Sarcozona, commonly known as pigfaces, is a genus of two species of flowering plants in the family Aizoaceae, both species endemic to Australia. They are small, erect or low-lying, succulent perennials with leaves that are triangular in cross-section and arranged in opposite pairs, and daisy-like flowers with twenty to eighty petal-like staminodes and up to 150 stamens.

==Description==
Plants in the genus Sarcozona are small, erect to low-lying or more or less prostrate, succulent, glabrous perennials with sessile leaves arranged in opposite pairs, stem-clasping and triangular in cross-section. The flowers are daisy-like and arranged singly or in pairs with two leaves fused together and partly enclosing the flowers. The perianth is tube-shaped with four or five lobes, with between twenty and eighty petal-like staminodes surrounding between 20 and 150 white stamens and four styles.
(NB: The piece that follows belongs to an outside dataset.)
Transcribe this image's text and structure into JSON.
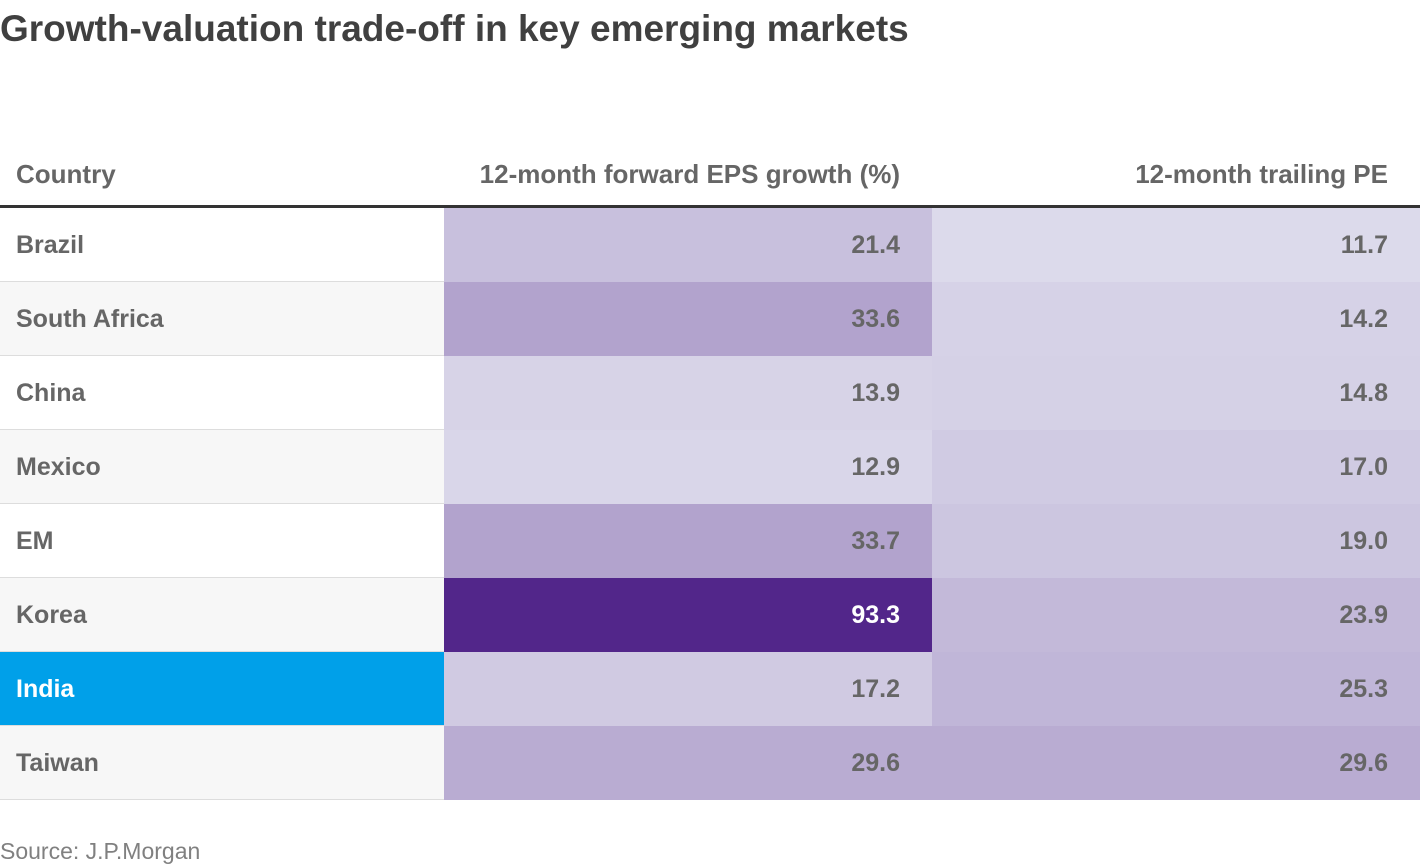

The fruit is a succulent capsule containing a large number of seeds.

==Taxonomy==
The genus Sarcozona was first formally described in 1934 by John McConnell Black in Transactions and Proceedings of the Royal Society of South Australia. The first species he described was S. pulleinei, now known as S. praecox.

===Species list===
The following species are accepted by the Australian Plant Census as at October 2020:
- Sarcozona bicarinata S.T.Blake – S.A., W.A.
- Sarcozona praecox (F.Muell.) S.T.Blake – N.S.W., Qld., S.A., Vic., W.A.